Full interview here with highlights below.
Everything is functionally a seed bet.
There’s a popular narrative that venture has fundamentally changed, that A’s look like old B’s, that seeds look like old A’s, that the letters have lost their meaning. The letter on the round isn’t the point.
“Functionally there are venture rounds and there are non venture rounds. Is this a venture bet? Is it primarily about predicting some unknown future off scant data or scant data relative to the size of the outcome you expect? Or is it a growth round where you’re putting money in and you know how it’s gonna be used and it’s gonna feed some machine that produces relatively known outcomes? And in venture, I think everything is functionally a seed bet. Do I think the founder in front of me can achieve something massive?”

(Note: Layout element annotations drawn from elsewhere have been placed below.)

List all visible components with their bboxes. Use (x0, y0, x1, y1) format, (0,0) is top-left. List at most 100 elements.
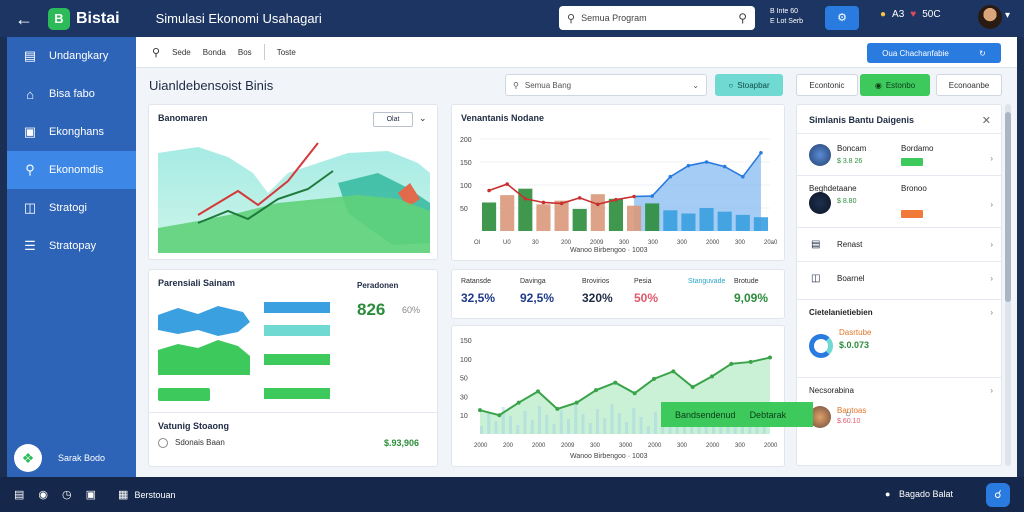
bar (683, 425, 686, 434)
bell-icon[interactable]: ● (880, 9, 887, 20)
bar-chart-footer: Wanoo Birbengoo · 1003 (570, 247, 648, 254)
stat-4: Pesia 50% (634, 278, 658, 305)
x-tick-label: 2000 (532, 443, 546, 449)
econoanbe-label: Econoanbe (948, 80, 990, 90)
bar (590, 194, 605, 231)
data-point (487, 188, 491, 193)
sidebar-item-undangkary[interactable]: ▤ Undangkary (7, 37, 136, 75)
sidebar-item-bisa-fabo[interactable]: ⌂ Bisa fabo (7, 75, 136, 113)
mini-green-tag[interactable] (158, 388, 210, 401)
avatar[interactable] (978, 5, 1002, 29)
chat-button[interactable]: ☌ (986, 483, 1010, 507)
clock-icon[interactable]: ◷ (62, 489, 72, 501)
progress-bar-2 (264, 325, 330, 336)
econ-value-sub: 60% (402, 305, 421, 315)
sidebar-item-ekonomdis[interactable]: ⚲ Ekonomdis (7, 151, 136, 189)
bar (663, 210, 678, 231)
bar (574, 405, 578, 434)
sidebar-footer[interactable]: ❖ Sarak Bodo (14, 444, 105, 472)
data-point (704, 160, 709, 164)
data-point (614, 197, 618, 202)
right-panel-scrollbar[interactable] (1005, 104, 1011, 466)
list-item[interactable]: Boncam $ 3.8 26 Bordamo › (797, 133, 1001, 175)
top-action-button[interactable]: ⚙ (825, 6, 859, 30)
scrollbar-thumb[interactable] (1005, 112, 1011, 302)
map-dropdown[interactable]: Olat (373, 112, 413, 127)
toolbar-action-button[interactable]: Oua Chachanfabie ↻ (867, 43, 1001, 63)
list-item[interactable]: Necsorabina Bantoas $.60.10 › (797, 377, 1001, 437)
check-circle-icon: ○ (728, 80, 734, 90)
toolbar-item-bos[interactable]: Bos (237, 47, 252, 57)
help-icon[interactable]: ❖ (14, 444, 42, 472)
window-icon[interactable]: ▤ (14, 489, 25, 501)
green-action-button[interactable]: Bandsendenud Debtarak (661, 402, 813, 427)
toolbar-item-sede[interactable]: Sede (172, 47, 191, 57)
shield-icon[interactable]: ◉ (38, 489, 49, 501)
more-icon[interactable]: › (990, 274, 993, 283)
data-point (741, 174, 745, 179)
x-tick-label: 2009 (561, 443, 575, 449)
lock-icon[interactable]: ▣ (85, 489, 97, 501)
sidebar-item-stratopay[interactable]: ☰ Stratopay (7, 227, 136, 265)
chevron-down-icon: ⌄ (692, 80, 699, 90)
data-point (516, 400, 521, 405)
bar (559, 410, 563, 434)
bar (480, 426, 483, 434)
list-item[interactable]: ◫ Boarnel › (797, 261, 1001, 299)
x-tick-label: 20a0 (764, 240, 778, 246)
stoapbar-button[interactable]: ○ Stoapbar (715, 74, 783, 96)
data-point (632, 194, 636, 199)
data-point (523, 197, 528, 201)
more-icon[interactable]: › (990, 386, 993, 395)
more-icon[interactable]: › (990, 200, 993, 209)
list-item[interactable]: ▤ Renast › (797, 227, 1001, 261)
progress-bar-4 (264, 388, 330, 399)
data-point (555, 406, 560, 411)
close-icon[interactable]: ✕ (981, 115, 991, 127)
econtonic-button[interactable]: Econtonic (796, 74, 858, 96)
sidebar-item-stratogi[interactable]: ◫ Stratogi (7, 189, 136, 227)
item-thumbnail-icon (809, 406, 831, 428)
toolbar-item-toste[interactable]: Toste (276, 47, 296, 57)
bar (755, 423, 759, 434)
toolbar-item-bonda[interactable]: Bonda (202, 47, 226, 57)
x-tick-label: 200 (503, 443, 514, 449)
list-item-sub: $ 8.80 (837, 198, 857, 205)
user-count: A3 (892, 9, 905, 20)
estonbo-button[interactable]: ◉ Estonbo (860, 74, 930, 96)
list-item[interactable]: Cietelanietiebien Dasrtube $.0.073 › (797, 299, 1001, 377)
status-right[interactable]: ● Bagado Balat (885, 489, 953, 499)
top-search-input[interactable]: ⚲ Semua Program ⚲ (559, 6, 755, 30)
heart-icon[interactable]: ♥ (910, 9, 917, 20)
bar-chart-card: Venantanis Nodane 200 150 100 50 Ol U0 30 200 20… (451, 104, 785, 261)
bar (625, 422, 628, 434)
y-tick-label: 50 (460, 206, 468, 213)
stat-6-label: Brotude (734, 278, 759, 285)
radio-icon[interactable]: ○ (845, 409, 852, 420)
y-tick-label: 100 (460, 357, 472, 364)
chevron-down-icon[interactable]: ▾ (1005, 10, 1011, 21)
progress-bar-1 (264, 302, 330, 313)
econoanbe-button[interactable]: Econoanbe (936, 74, 1002, 96)
more-icon[interactable]: › (990, 308, 993, 317)
data-point (729, 361, 734, 366)
grid-icon[interactable]: ▦ (118, 489, 129, 501)
sidebar-item-label: Stratopay (49, 240, 97, 252)
bar (610, 404, 614, 434)
search-icon[interactable]: ⚲ (152, 46, 161, 59)
mini-world-map (158, 306, 250, 375)
search-submit-icon[interactable]: ⚲ (738, 11, 747, 25)
econ-section-title: Vatunig Stoaong (158, 421, 229, 431)
chevron-down-icon[interactable]: ⌄ (419, 113, 427, 123)
sidebar-item-ekonghans[interactable]: ▣ Ekonghans (7, 113, 136, 151)
line-chart-footer: Wanoo Birbengoo · 1003 (570, 453, 648, 460)
more-icon[interactable]: › (990, 240, 993, 249)
bar (530, 420, 534, 434)
bar (596, 409, 599, 434)
back-arrow-icon[interactable]: ← (15, 8, 33, 29)
data-point (541, 200, 546, 205)
filter-select[interactable]: ⚲ Semua Bang ⌄ (505, 74, 707, 96)
more-icon[interactable]: › (990, 154, 993, 163)
radio-icon[interactable] (158, 438, 168, 448)
list-item[interactable]: Beghdetaane $ 8.80 Bronoo › (797, 175, 1001, 227)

What matters is whether you’re betting on an unknown future or feeding a known machine. And once you accept that frame, the partner meeting looks different. Revenue traction, novel tech, a fast-moving market: none of it separates you from the four other founders pitching that same day with the same story. What’s left is who’s in the room and whether they can convince it they’re the one who pulls it off.

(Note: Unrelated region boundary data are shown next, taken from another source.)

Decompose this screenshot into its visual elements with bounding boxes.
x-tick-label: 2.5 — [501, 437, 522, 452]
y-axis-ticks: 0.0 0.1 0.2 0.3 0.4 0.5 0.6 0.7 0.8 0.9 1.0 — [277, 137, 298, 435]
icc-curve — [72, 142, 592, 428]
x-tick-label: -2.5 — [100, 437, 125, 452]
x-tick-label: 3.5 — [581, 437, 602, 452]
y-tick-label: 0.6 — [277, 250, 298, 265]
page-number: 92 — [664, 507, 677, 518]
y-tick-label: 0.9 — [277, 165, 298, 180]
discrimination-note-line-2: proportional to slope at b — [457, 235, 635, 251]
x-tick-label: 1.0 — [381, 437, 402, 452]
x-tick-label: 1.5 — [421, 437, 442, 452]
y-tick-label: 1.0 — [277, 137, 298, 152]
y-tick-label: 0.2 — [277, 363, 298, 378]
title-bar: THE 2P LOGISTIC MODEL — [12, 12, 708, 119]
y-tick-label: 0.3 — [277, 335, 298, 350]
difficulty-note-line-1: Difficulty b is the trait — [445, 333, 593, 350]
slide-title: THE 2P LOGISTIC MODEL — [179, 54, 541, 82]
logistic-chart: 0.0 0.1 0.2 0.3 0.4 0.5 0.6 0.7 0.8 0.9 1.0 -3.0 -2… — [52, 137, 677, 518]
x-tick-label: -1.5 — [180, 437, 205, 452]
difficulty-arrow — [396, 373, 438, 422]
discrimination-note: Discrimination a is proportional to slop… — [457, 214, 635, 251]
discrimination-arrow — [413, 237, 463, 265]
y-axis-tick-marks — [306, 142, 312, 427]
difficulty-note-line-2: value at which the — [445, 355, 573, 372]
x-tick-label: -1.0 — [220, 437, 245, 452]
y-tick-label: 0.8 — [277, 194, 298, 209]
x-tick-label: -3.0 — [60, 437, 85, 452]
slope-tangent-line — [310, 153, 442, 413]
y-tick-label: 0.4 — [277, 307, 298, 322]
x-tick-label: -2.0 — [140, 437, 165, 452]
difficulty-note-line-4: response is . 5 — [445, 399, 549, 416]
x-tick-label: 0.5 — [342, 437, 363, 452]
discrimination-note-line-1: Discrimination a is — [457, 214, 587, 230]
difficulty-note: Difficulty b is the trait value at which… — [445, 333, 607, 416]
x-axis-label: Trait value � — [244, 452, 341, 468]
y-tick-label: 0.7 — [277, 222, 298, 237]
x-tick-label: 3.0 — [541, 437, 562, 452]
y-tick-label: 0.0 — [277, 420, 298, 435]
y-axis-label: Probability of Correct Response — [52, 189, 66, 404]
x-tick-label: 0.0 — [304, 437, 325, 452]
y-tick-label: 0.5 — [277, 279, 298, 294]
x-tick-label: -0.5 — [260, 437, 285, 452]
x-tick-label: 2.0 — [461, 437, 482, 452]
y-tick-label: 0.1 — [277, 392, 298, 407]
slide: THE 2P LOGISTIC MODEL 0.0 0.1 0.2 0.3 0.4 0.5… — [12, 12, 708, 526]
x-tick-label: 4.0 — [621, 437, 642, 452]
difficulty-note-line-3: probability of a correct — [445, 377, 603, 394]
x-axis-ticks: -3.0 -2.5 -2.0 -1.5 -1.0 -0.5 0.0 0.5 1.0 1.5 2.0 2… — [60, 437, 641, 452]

The story has to do more work than ever
The bar for the pitch has moved. It’s not enough to map yourself onto a changing market and explain where you slot in. The founders who land are the ones who can credibly claim they’re the cause of the change.
“There is a much stronger emphasis on the person in the room than I think there ever was before. The founder was always critical. But at this point, that founder has to be able to do the kind of world building thing in a way that I think is different than even just a year or two years ago. Because you have to be able to present a range of outcomes that is so large..and you have to convince the investors that you’re the one to do that. It’s really hard to tell that one because it takes a certain confidence bordering on arrogance to say you’re gonna change the world.”
That confidence is the part most founders soften. It feels safer to position yourself inside a trend than to claim you are one. But the safer story is also the one that gets passed on.
Magnified outcomes in shorter timelines
A lot of the noise around “venture is broken” or “venture has changed forever” misses what actually shifted. The underlying question investors are asking is the same. The window for answering it just got smaller.
“If before the question was, hey, how much can you accomplish in three years? The question is now, how much can you accomplish in 18 months or 12 months or six months? And so they are the same set of questions that people are trying to evaluate: is putting money into this business going to result in me making a hell of a lot of money in a relatively short timeframe.”
Speed alone used to be a moat. Now speed is the price of entry, and the question underneath every venture bet is whether you can compress what used to be a three-year arc into something closer to twelve months.
Final thoughts
The through-line here is that the venture machine hasn’t been rewired. The same question is on the table. The founder still has to be the one to answer it. The story still has to land. The math still has to math.
What’s changed is the compression. Outcomes are bigger, timelines are shorter, and the gap between the founders telling the right story and the ones telling the wrong one is wider than it’s ever been. The right story isn’t that you fit into a changing world. It’s that you’re the reason the world is changing.
For founders raising right now, the round letter doesn’t matter. What matters is whether the person across the table believes you’re going to capture the value when the dust settles.